Only 13% of private sector U.S. workers now have defined benefit pensions, down from 38% a generation ago—while at the same time life expectancy for a retiree has increased from 81 to 85. As the prevalence of defined benefit plans has declined, there has been a corresponding increase in retirement plans which put more accountability on the individual. As the world’s leading benefits consulting firm, New York City-based Mercer not only needed a solution to the problem at hand but an overall strategy to reposition this Marsh & McLennan subsidiary for the new world of human resources. “Our greatest growth challenge is to respond to the fact that people must now prepare for retirement on their own,” says Jacques Goulet, president of Mercer Retirement, Health & Benefits.Client Impact - Mercer - Tile Image - People Picture - 344 x 199



Meanwhile, many of Mercer’s corporate clients were faced with the challenge of how to manage the promises it had made to its employees—while seeing in the news how GM and Verizon recently transferred their pension risks to third-party insurance companies. To explore what was possible, the Mercer team collaborated with Innosight to develop a ‘future back’ vision of what the market and the company would look like in ten years. By closely observing the changing priorities of both employers and employees, the team created four “strategic opportunity areas” for new growth. This was done by asking questions such as: how do we solve the full set of financial, emotional, and social needs of employees?
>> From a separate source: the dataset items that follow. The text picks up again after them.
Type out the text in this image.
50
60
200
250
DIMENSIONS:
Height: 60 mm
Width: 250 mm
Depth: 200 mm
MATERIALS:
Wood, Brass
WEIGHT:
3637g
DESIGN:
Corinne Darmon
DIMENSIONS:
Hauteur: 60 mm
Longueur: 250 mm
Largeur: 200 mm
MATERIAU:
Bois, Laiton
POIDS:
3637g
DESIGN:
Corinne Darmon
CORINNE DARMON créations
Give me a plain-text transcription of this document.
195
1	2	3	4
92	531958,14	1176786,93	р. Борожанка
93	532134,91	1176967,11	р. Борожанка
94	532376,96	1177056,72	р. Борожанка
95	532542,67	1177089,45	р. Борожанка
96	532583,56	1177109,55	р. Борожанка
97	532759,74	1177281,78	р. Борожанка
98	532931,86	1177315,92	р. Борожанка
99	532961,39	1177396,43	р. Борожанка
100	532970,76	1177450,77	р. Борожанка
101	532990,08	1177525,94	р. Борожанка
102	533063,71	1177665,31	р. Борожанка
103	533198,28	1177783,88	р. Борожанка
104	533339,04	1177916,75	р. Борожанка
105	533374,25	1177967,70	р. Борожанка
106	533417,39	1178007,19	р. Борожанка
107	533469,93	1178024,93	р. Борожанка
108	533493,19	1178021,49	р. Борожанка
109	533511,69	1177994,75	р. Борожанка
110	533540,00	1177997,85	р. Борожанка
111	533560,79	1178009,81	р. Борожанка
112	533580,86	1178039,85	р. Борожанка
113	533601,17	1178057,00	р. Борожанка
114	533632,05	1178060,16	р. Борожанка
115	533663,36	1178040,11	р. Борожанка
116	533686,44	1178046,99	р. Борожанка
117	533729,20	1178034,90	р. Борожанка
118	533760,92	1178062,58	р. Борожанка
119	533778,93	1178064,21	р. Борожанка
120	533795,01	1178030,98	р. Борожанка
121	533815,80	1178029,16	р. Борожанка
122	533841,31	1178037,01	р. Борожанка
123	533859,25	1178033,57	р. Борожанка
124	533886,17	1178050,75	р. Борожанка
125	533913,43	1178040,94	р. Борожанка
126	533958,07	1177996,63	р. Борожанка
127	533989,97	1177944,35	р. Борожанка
“The key insights came out of our sessions with Innosight. When we started to look at jobs to be done, we realized we can play on a broader level, and that our potential set of customers was more extensive than we had thought.”Jacques Goulet, President of Mercer Retirement

In turn, what were clients really hiring Mercer to do? HR professionals inside companies wanted to be seen as careful, thoughtful, and competent. Whatever choices they eventually picked, they didn’t want to end up fielding an endless stream of complaints and questions. But the decision to transfer pension liabilities to a third party could cause months of anxiety, uncertainty, and second guessing from the CEO, the board, and employees. A smarter and more streamlined approach was needed. Says Goulet: “When we focused on the core needs of our customers, we realized there was a better way.”


From this insight, the Mercer Pension Risk Exchange® was born and launched successfully in the U.S., the U.K., and Canada starting in 2015. Akin to a stock exchange where buyers and sellers come to meet, shop, and trade in real time, the digital service eliminates the anxiety of long lag times and unpredictability while also providing pricing transparency, enhanced governance and more competition. That’s because insurance companies could now engage in competitive bidding online and receive better data and insights than ever before.

This first-of-its-kind online platform has positioned Mercer at the center of a dynamic market for the transfer of pension liabilities that are valued at $1.5 trillion in Canada, $1.9 trillion in the U.K., and nearly $3.2 trillion in the U.S. And that is just the beginning. As the first of four new ventures launched by Mercer as a result of its future back 2020 strategy, Mercer has now institutionalized new innovation capabilities across its 20,000-employee enterprise.